Though droughts are simply a significant deficit in moisture availability, they have been categorised into three different situations. Meteorological Drought is a situation where there is a significant decrease from normal rainfall over an area. Agricultural Drought occurs when soil moisture and rainfall is inadequate during the growing season to support crops and causes crop stress and wilting. Hydrological Drought is said to have occurred when lakes and reservoirs dry up and there is a fall in the groundwater level. Socioeconomic Drought occurs when the demand for an economic good exceeds supply as a result of a weather-related shortfall in water supply.



Indian Ocean Shift and Global Warming Seen Stoking Indonesia Droughts

Annual variations in Indonesia's climate are largely determined by the El NiƱo/Southern Oscillation (ENSO) system. However, extreme drought can also result from the cooling of sea surface temperatures near Sumatra caused by a similar ocean-atmosphere phenomenon--the Indian Ocean Dipole (IOD). These two systems have a past and present relationship to the Asian monsoon .Scientists findings reveal that drought frequency and duration in Indonesia can be expected to increase with global warming.

Future Implications:

Most scientists agree that as greenhouse gas (GHG) emissions increase and global temperature rises, the Asian monsoon, which has been decreasing in strength since the middle Holocene, is likely to intensify. A number of uncertainties prevail, however, including the impact of a changing ENSO and the influence of human-produced aerosols.

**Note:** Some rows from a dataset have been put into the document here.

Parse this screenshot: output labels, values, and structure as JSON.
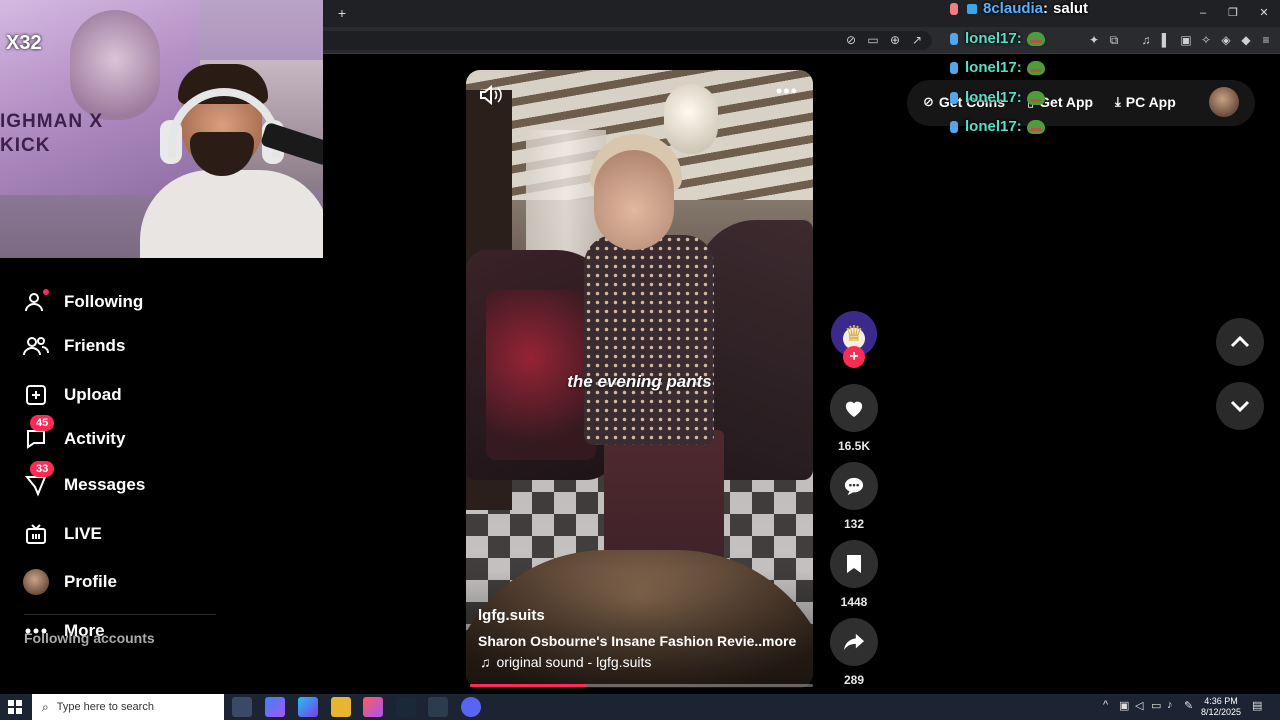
{
  "browser": {
    "new_tab_glyph": "+",
    "window_controls": [
      "–",
      "❐",
      "✕"
    ]
  },
  "sidebar": {
    "items": [
      {
        "label": "Following",
        "icon": "following-icon"
      },
      {
        "label": "Friends",
        "icon": "friends-icon"
      },
      {
        "label": "Upload",
        "icon": "upload-icon"
      },
      {
        "label": "Activity",
        "icon": "activity-icon",
        "badge": "45"
      },
      {
        "label": "Messages",
        "icon": "messages-icon",
        "badge": "33"
      },
      {
        "label": "LIVE",
        "icon": "live-icon"
      },
      {
        "label": "Profile",
        "icon": "profile-avatar"
      },
      {
        "label": "More",
        "icon": "more-icon"
      }
    ],
    "section_title": "Following accounts"
  },
  "webcam": {
    "logo_text": "X32",
    "poster_text": "IGHMAN X KICK"
  },
  "video": {
    "caption": "the evening pants",
    "author": "lgfg.suits",
    "description": "Sharon Osbourne's Insane Fashion Revie...",
    "more_label": "more",
    "sound": "original sound - lgfg.suits",
    "progress": 0.34
  },
  "actions": {
    "likes": "16.5K",
    "comments": "132",
    "saves": "1448",
    "shares": "289"
  },
  "header": {
    "get_coins": "Get Coins",
    "get_app": "Get App",
    "pc_app": "PC App"
  },
  "chat": [
    {
      "user": "8claudia",
      "message": "salut"
    },
    {
      "user": "lonel17",
      "message": ""
    },
    {
      "user": "lonel17",
      "message": ""
    },
    {
      "user": "lonel17",
      "message": ""
    },
    {
      "user": "lonel17",
      "message": ""
    }
  ],
  "taskbar": {
    "search_placeholder": "Type here to search",
    "time": "4:36 PM",
    "date": "8/12/2025"
  },
  "colors": {
    "accent": "#fe2c55",
    "chat_user_claudia": "#5ab2ff",
    "chat_user_lonel": "#55e0c8"
  }
}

Still, if the relationships between these climate systems hold, more droughts in Indonesia and possibly throughout the Australasian region, could have substantial socio-economic impacts, such as an increased occurrence of forest fires.
All of these likely physical effects will present greater challenges to Indonesia, which has already lost large tracts of forest to deforestation and illegal logging practices and has a national poverty rate of around 27%. Achieving reductions in poverty and furthering sustainable development initiatives are therefore all the more critical.

More droughts could disrupt agriculture, slow an Indonesian drive to end poverty, lead to more wildfires that cause both smog and deforestation, threaten wildlife habitats and disrupt hydropower generation. The scientists said recent stronger monsoons had been widely linked by scientists to a global warming blamed on human burning of fossil fuels. But most studies of monsoon have focused on the likelihood of more rains in India and other parts of Asia.

"Our findings suggest that the some of the knock-on effects will cause more widespread consequences ... than previously thought," said Nerilie Abram of the Australian National University of the report in the journal Nature.